ASFA defines a ‘comfortable’ retirement as someone who owns their home outright, is in good health, can afford top-level private health insurance, has a good car, and engages in a range of leisure and recreational activities, including taking one domestic trip a year and one international trip every seven years.

Business concerns

There are concerns that a string of 1 July changes, including the increase to the superannuation guarantee levy, could hit businesses and place further pressure on cash flow.

Luke Achterstraat, CEO, Council of Small Business Organisations Australia, said: “The increase of the superannuation guarantee comes at a time when award rates have also increased 3.5 per cent, national productivity is in decline, and payroll tax and workers’ compensation insurance will also increase.”

A stack of coins is placed over Australian currency notes.

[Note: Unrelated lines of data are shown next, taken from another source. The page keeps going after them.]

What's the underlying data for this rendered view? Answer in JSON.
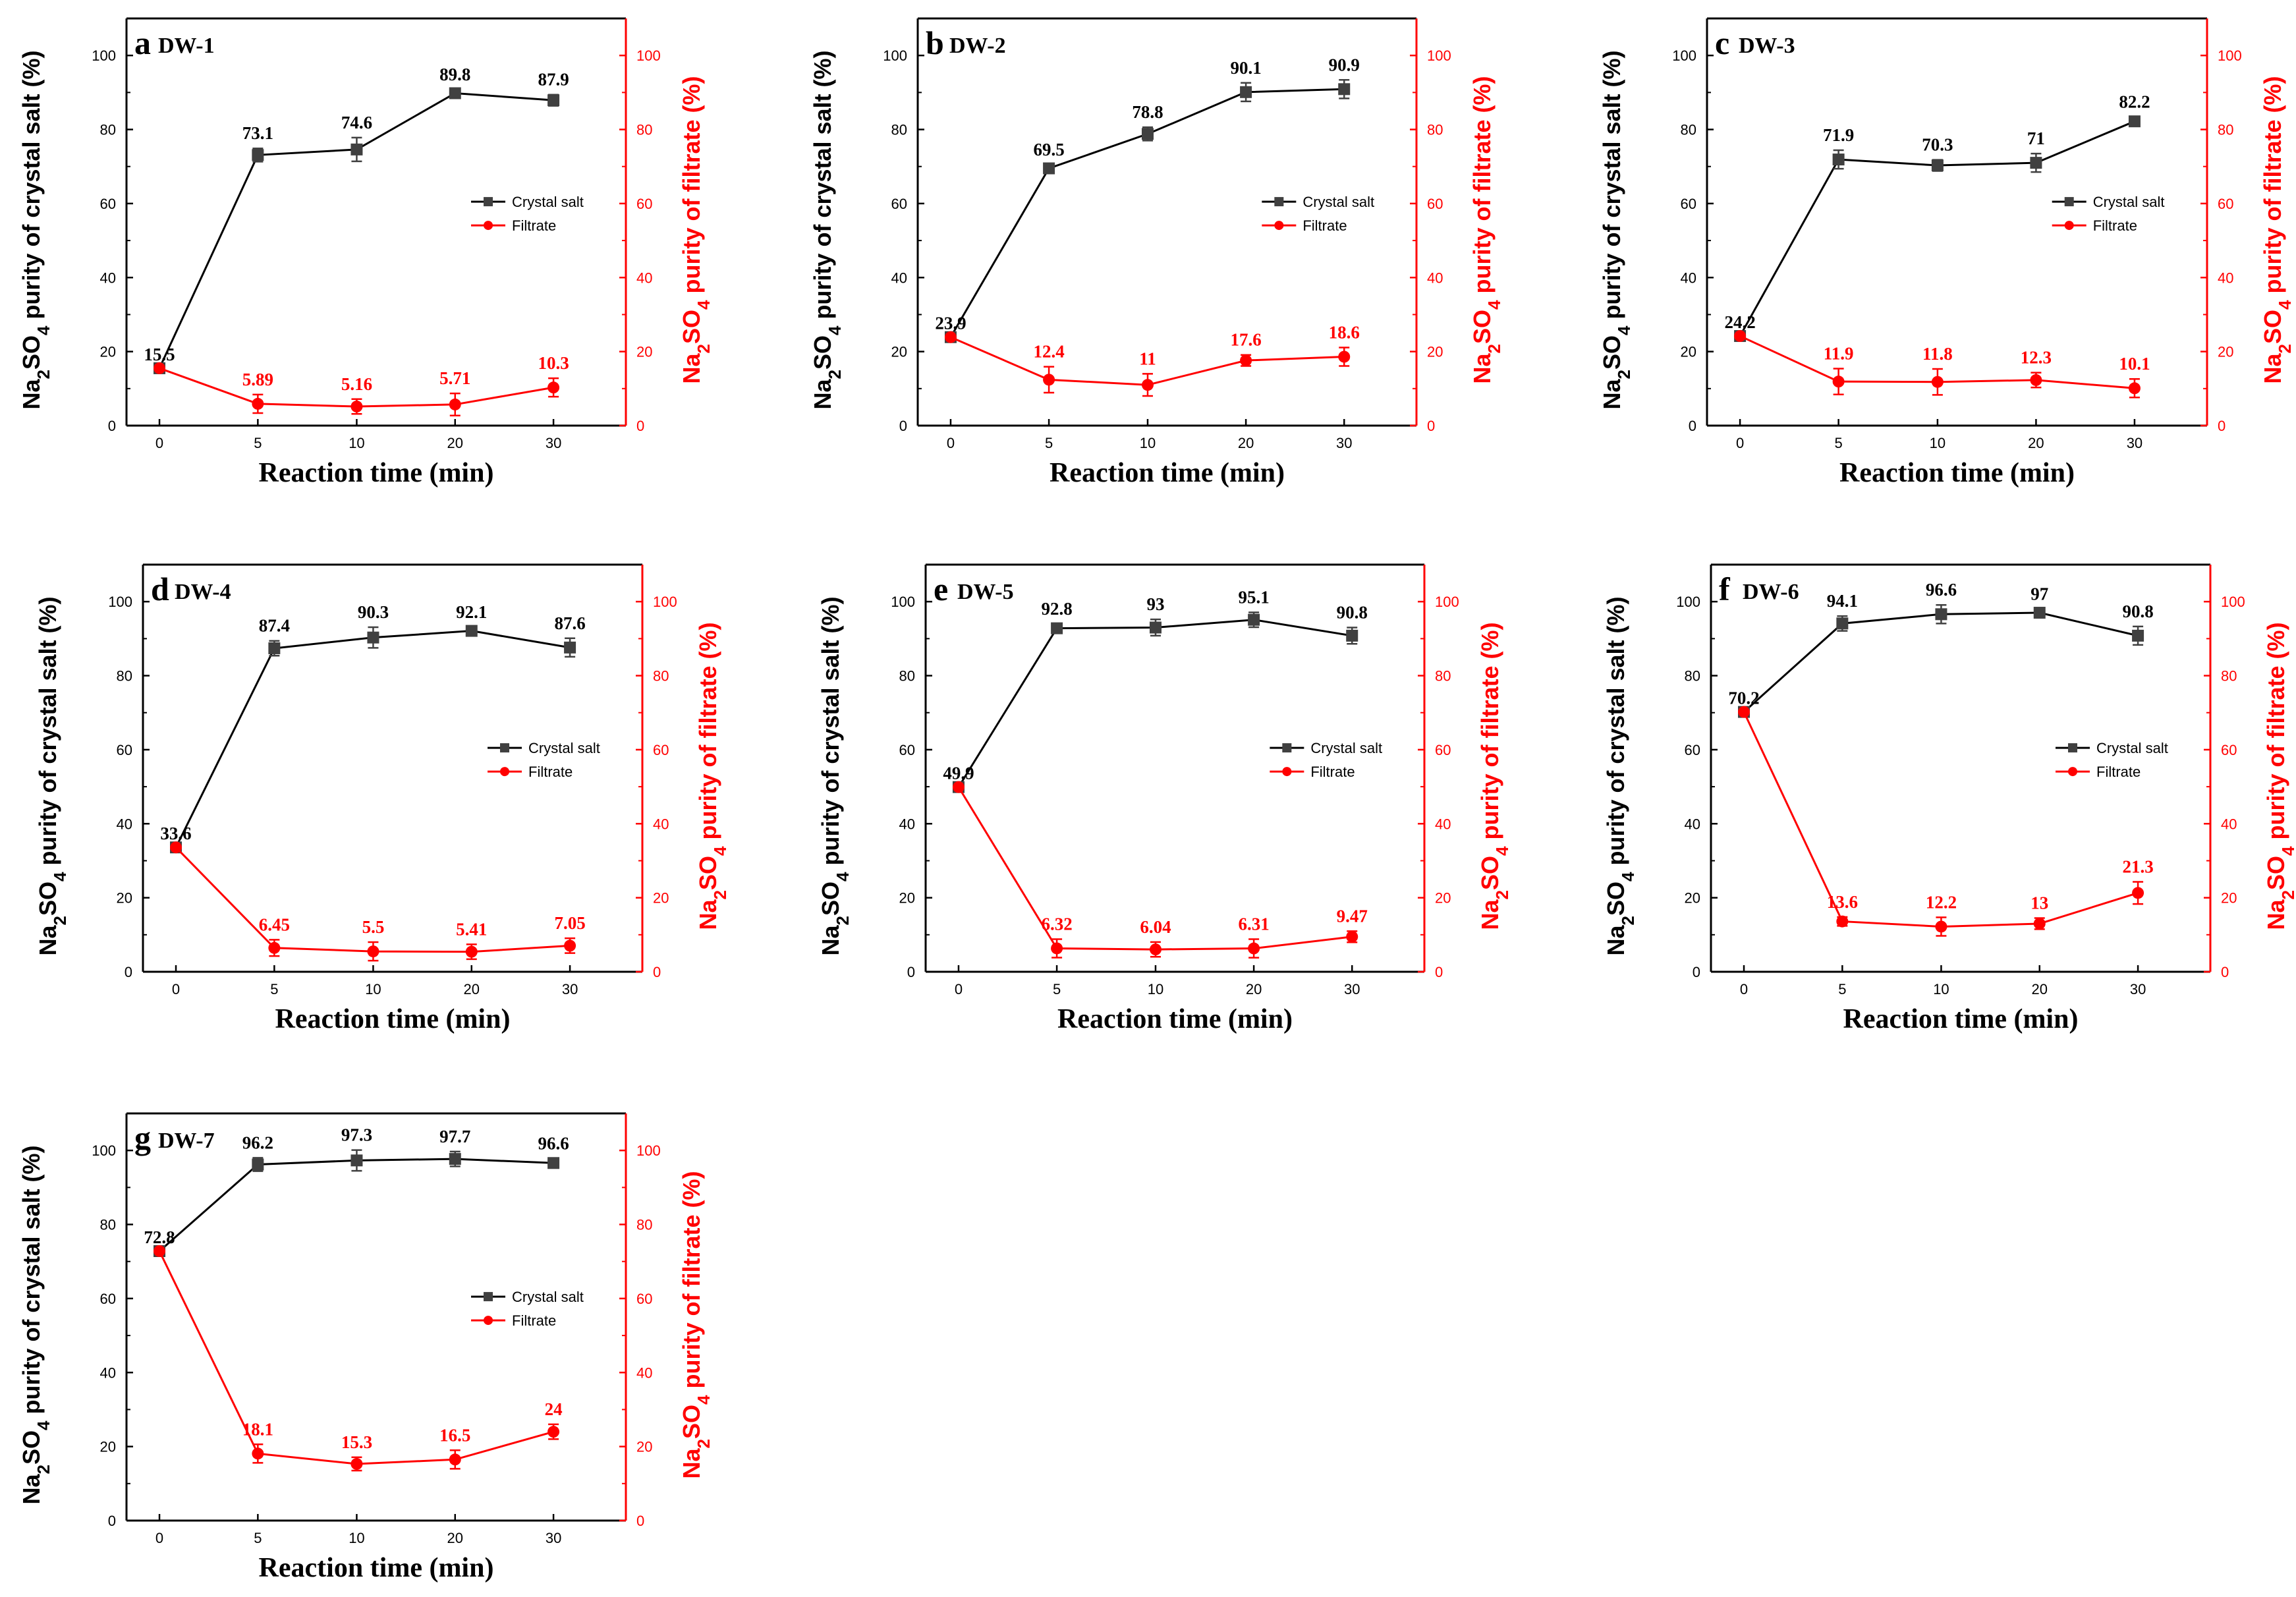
{
  "colors": {
    "crystal": "#000000",
    "crystal_marker": "#404040",
    "filtrate": "#ff0000",
    "axis": "#000000"
  },
  "chart_data": [
    {
      "type": "line",
      "panel": "a",
      "title": "DW-1",
      "x": [
        0,
        5,
        10,
        20,
        30
      ],
      "x_tick_labels": [
        "0",
        "5",
        "10",
        "20",
        "30"
      ],
      "xlabel": "Reaction time (min)",
      "ylabel_left": {
        "prefix": "Na",
        "sub1": "2",
        "mid": "SO",
        "sub2": "4",
        "suffix": " purity of crystal salt (%)"
      },
      "ylabel_right": {
        "prefix": "Na",
        "sub1": "2",
        "mid": "SO",
        "sub2": "4",
        "suffix": " purity of filtrate (%)"
      },
      "ylim": [
        0,
        110
      ],
      "y_ticks": [
        0,
        20,
        40,
        60,
        80,
        100
      ],
      "legend_position": "center-right",
      "series": [
        {
          "name": "Crystal salt",
          "values": [
            15.5,
            73.1,
            74.6,
            89.8,
            87.9
          ],
          "errors": [
            0.8,
            1.8,
            3.2,
            1.0,
            1.5
          ],
          "labels": [
            "15.5",
            "73.1",
            "74.6",
            "89.8",
            "87.9"
          ]
        },
        {
          "name": "Filtrate",
          "values": [
            15.5,
            5.89,
            5.16,
            5.71,
            10.3
          ],
          "errors": [
            0.5,
            2.5,
            2.0,
            3.0,
            2.5
          ],
          "labels": [
            "",
            "5.89",
            "5.16",
            "5.71",
            "10.3"
          ]
        }
      ]
    },
    {
      "type": "line",
      "panel": "b",
      "title": "DW-2",
      "x": [
        0,
        5,
        10,
        20,
        30
      ],
      "x_tick_labels": [
        "0",
        "5",
        "10",
        "20",
        "30"
      ],
      "xlabel": "Reaction time (min)",
      "ylabel_left": {
        "prefix": "Na",
        "sub1": "2",
        "mid": "SO",
        "sub2": "4",
        "suffix": " purity of crystal salt (%)"
      },
      "ylabel_right": {
        "prefix": "Na",
        "sub1": "2",
        "mid": "SO",
        "sub2": "4",
        "suffix": " purity of filtrate (%)"
      },
      "ylim": [
        0,
        110
      ],
      "y_ticks": [
        0,
        20,
        40,
        60,
        80,
        100
      ],
      "legend_position": "center-right",
      "series": [
        {
          "name": "Crystal salt",
          "values": [
            23.9,
            69.5,
            78.8,
            90.1,
            90.9
          ],
          "errors": [
            0.5,
            1.0,
            1.8,
            2.5,
            2.5
          ],
          "labels": [
            "23.9",
            "69.5",
            "78.8",
            "90.1",
            "90.9"
          ]
        },
        {
          "name": "Filtrate",
          "values": [
            23.9,
            12.4,
            11,
            17.6,
            18.6
          ],
          "errors": [
            0.5,
            3.5,
            3.0,
            1.5,
            2.5
          ],
          "labels": [
            "",
            "12.4",
            "11",
            "17.6",
            "18.6"
          ]
        }
      ]
    },
    {
      "type": "line",
      "panel": "c",
      "title": "DW-3",
      "x": [
        0,
        5,
        10,
        20,
        30
      ],
      "x_tick_labels": [
        "0",
        "5",
        "10",
        "20",
        "30"
      ],
      "xlabel": "Reaction time (min)",
      "ylabel_left": {
        "prefix": "Na",
        "sub1": "2",
        "mid": "SO",
        "sub2": "4",
        "suffix": " purity of crystal salt (%)"
      },
      "ylabel_right": {
        "prefix": "Na",
        "sub1": "2",
        "mid": "SO",
        "sub2": "4",
        "suffix": " purity of filtrate (%)"
      },
      "ylim": [
        0,
        110
      ],
      "y_ticks": [
        0,
        20,
        40,
        60,
        80,
        100
      ],
      "legend_position": "center-right",
      "series": [
        {
          "name": "Crystal salt",
          "values": [
            24.2,
            71.9,
            70.3,
            71,
            82.2
          ],
          "errors": [
            0.5,
            2.5,
            1.5,
            2.5,
            1.2
          ],
          "labels": [
            "24.2",
            "71.9",
            "70.3",
            "71",
            "82.2"
          ]
        },
        {
          "name": "Filtrate",
          "values": [
            24.2,
            11.9,
            11.8,
            12.3,
            10.1
          ],
          "errors": [
            0.5,
            3.5,
            3.5,
            2.0,
            2.5
          ],
          "labels": [
            "",
            "11.9",
            "11.8",
            "12.3",
            "10.1"
          ]
        }
      ]
    },
    {
      "type": "line",
      "panel": "d",
      "title": "DW-4",
      "x": [
        0,
        5,
        10,
        20,
        30
      ],
      "x_tick_labels": [
        "0",
        "5",
        "10",
        "20",
        "30"
      ],
      "xlabel": "Reaction time (min)",
      "ylabel_left": {
        "prefix": "Na",
        "sub1": "2",
        "mid": "SO",
        "sub2": "4",
        "suffix": " purity of crystal salt (%)"
      },
      "ylabel_right": {
        "prefix": "Na",
        "sub1": "2",
        "mid": "SO",
        "sub2": "4",
        "suffix": " purity of filtrate (%)"
      },
      "ylim": [
        0,
        110
      ],
      "y_ticks": [
        0,
        20,
        40,
        60,
        80,
        100
      ],
      "legend_position": "center-right",
      "series": [
        {
          "name": "Crystal salt",
          "values": [
            33.6,
            87.4,
            90.3,
            92.1,
            87.6
          ],
          "errors": [
            0.5,
            2.0,
            2.8,
            1.0,
            2.5
          ],
          "labels": [
            "33.6",
            "87.4",
            "90.3",
            "92.1",
            "87.6"
          ]
        },
        {
          "name": "Filtrate",
          "values": [
            33.6,
            6.45,
            5.5,
            5.41,
            7.05
          ],
          "errors": [
            0.5,
            2.2,
            2.5,
            2.0,
            2.0
          ],
          "labels": [
            "",
            "6.45",
            "5.5",
            "5.41",
            "7.05"
          ]
        }
      ]
    },
    {
      "type": "line",
      "panel": "e",
      "title": "DW-5",
      "x": [
        0,
        5,
        10,
        20,
        30
      ],
      "x_tick_labels": [
        "0",
        "5",
        "10",
        "20",
        "30"
      ],
      "xlabel": "Reaction time (min)",
      "ylabel_left": {
        "prefix": "Na",
        "sub1": "2",
        "mid": "SO",
        "sub2": "4",
        "suffix": " purity of crystal salt (%)"
      },
      "ylabel_right": {
        "prefix": "Na",
        "sub1": "2",
        "mid": "SO",
        "sub2": "4",
        "suffix": " purity of filtrate (%)"
      },
      "ylim": [
        0,
        110
      ],
      "y_ticks": [
        0,
        20,
        40,
        60,
        80,
        100
      ],
      "legend_position": "center-right",
      "series": [
        {
          "name": "Crystal salt",
          "values": [
            49.9,
            92.8,
            93,
            95.1,
            90.8
          ],
          "errors": [
            0.5,
            1.2,
            2.2,
            2.0,
            2.2
          ],
          "labels": [
            "49.9",
            "92.8",
            "93",
            "95.1",
            "90.8"
          ]
        },
        {
          "name": "Filtrate",
          "values": [
            49.9,
            6.32,
            6.04,
            6.31,
            9.47
          ],
          "errors": [
            0.5,
            2.5,
            2.0,
            2.5,
            1.5
          ],
          "labels": [
            "",
            "6.32",
            "6.04",
            "6.31",
            "9.47"
          ]
        }
      ]
    },
    {
      "type": "line",
      "panel": "f",
      "title": "DW-6",
      "x": [
        0,
        5,
        10,
        20,
        30
      ],
      "x_tick_labels": [
        "0",
        "5",
        "10",
        "20",
        "30"
      ],
      "xlabel": "Reaction time (min)",
      "ylabel_left": {
        "prefix": "Na",
        "sub1": "2",
        "mid": "SO",
        "sub2": "4",
        "suffix": " purity of crystal salt (%)"
      },
      "ylabel_right": {
        "prefix": "Na",
        "sub1": "2",
        "mid": "SO",
        "sub2": "4",
        "suffix": " purity of filtrate (%)"
      },
      "ylim": [
        0,
        110
      ],
      "y_ticks": [
        0,
        20,
        40,
        60,
        80,
        100
      ],
      "legend_position": "center-right",
      "series": [
        {
          "name": "Crystal salt",
          "values": [
            70.2,
            94.1,
            96.6,
            97,
            90.8
          ],
          "errors": [
            0.5,
            2.0,
            2.5,
            1.0,
            2.5
          ],
          "labels": [
            "70.2",
            "94.1",
            "96.6",
            "97",
            "90.8"
          ]
        },
        {
          "name": "Filtrate",
          "values": [
            70.2,
            13.6,
            12.2,
            13,
            21.3
          ],
          "errors": [
            0.5,
            1.2,
            2.5,
            1.5,
            3.0
          ],
          "labels": [
            "",
            "13.6",
            "12.2",
            "13",
            "21.3"
          ]
        }
      ]
    },
    {
      "type": "line",
      "panel": "g",
      "title": "DW-7",
      "x": [
        0,
        5,
        10,
        20,
        30
      ],
      "x_tick_labels": [
        "0",
        "5",
        "10",
        "20",
        "30"
      ],
      "xlabel": "Reaction time (min)",
      "ylabel_left": {
        "prefix": "Na",
        "sub1": "2",
        "mid": "SO",
        "sub2": "4",
        "suffix": " purity of crystal salt (%)"
      },
      "ylabel_right": {
        "prefix": "Na",
        "sub1": "2",
        "mid": "SO",
        "sub2": "4",
        "suffix": " purity of filtrate (%)"
      },
      "ylim": [
        0,
        110
      ],
      "y_ticks": [
        0,
        20,
        40,
        60,
        80,
        100
      ],
      "legend_position": "center-right",
      "series": [
        {
          "name": "Crystal salt",
          "values": [
            72.8,
            96.2,
            97.3,
            97.7,
            96.6
          ],
          "errors": [
            0.5,
            1.8,
            2.8,
            2.0,
            1.2
          ],
          "labels": [
            "72.8",
            "96.2",
            "97.3",
            "97.7",
            "96.6"
          ]
        },
        {
          "name": "Filtrate",
          "values": [
            72.8,
            18.1,
            15.3,
            16.5,
            24
          ],
          "errors": [
            0.5,
            2.5,
            1.8,
            2.5,
            2.0
          ],
          "labels": [
            "",
            "18.1",
            "15.3",
            "16.5",
            "24"
          ]
        }
      ]
    }
  ]
}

There are concerns that an increase to the superannuation guarantee levy and other changes that took effect on 1 July could negatively impact small businesses and further pressure their cash flow. Source: AAP

“This puts small businesses between a rock and a hard place, needing to either absorb or pass on these costs to consumers,” Achterstraat said.

Beyond 12 per cent: Where to from here?

The 0.5 per cent increase to 12 per cent is the last one legislated by the Australian government.
However, with life expectancy improving, would we need more in our nest egg, and is there a case for raising the superannuation guarantee even further?
“I think there’s going to be a debate about whether we need to go above 12 per cent,” Swan said.
“I think 12 per cent can certainly guarantee quite a dignified retirement for all Australians, but that will be a discussion that will be had in the years ahead.”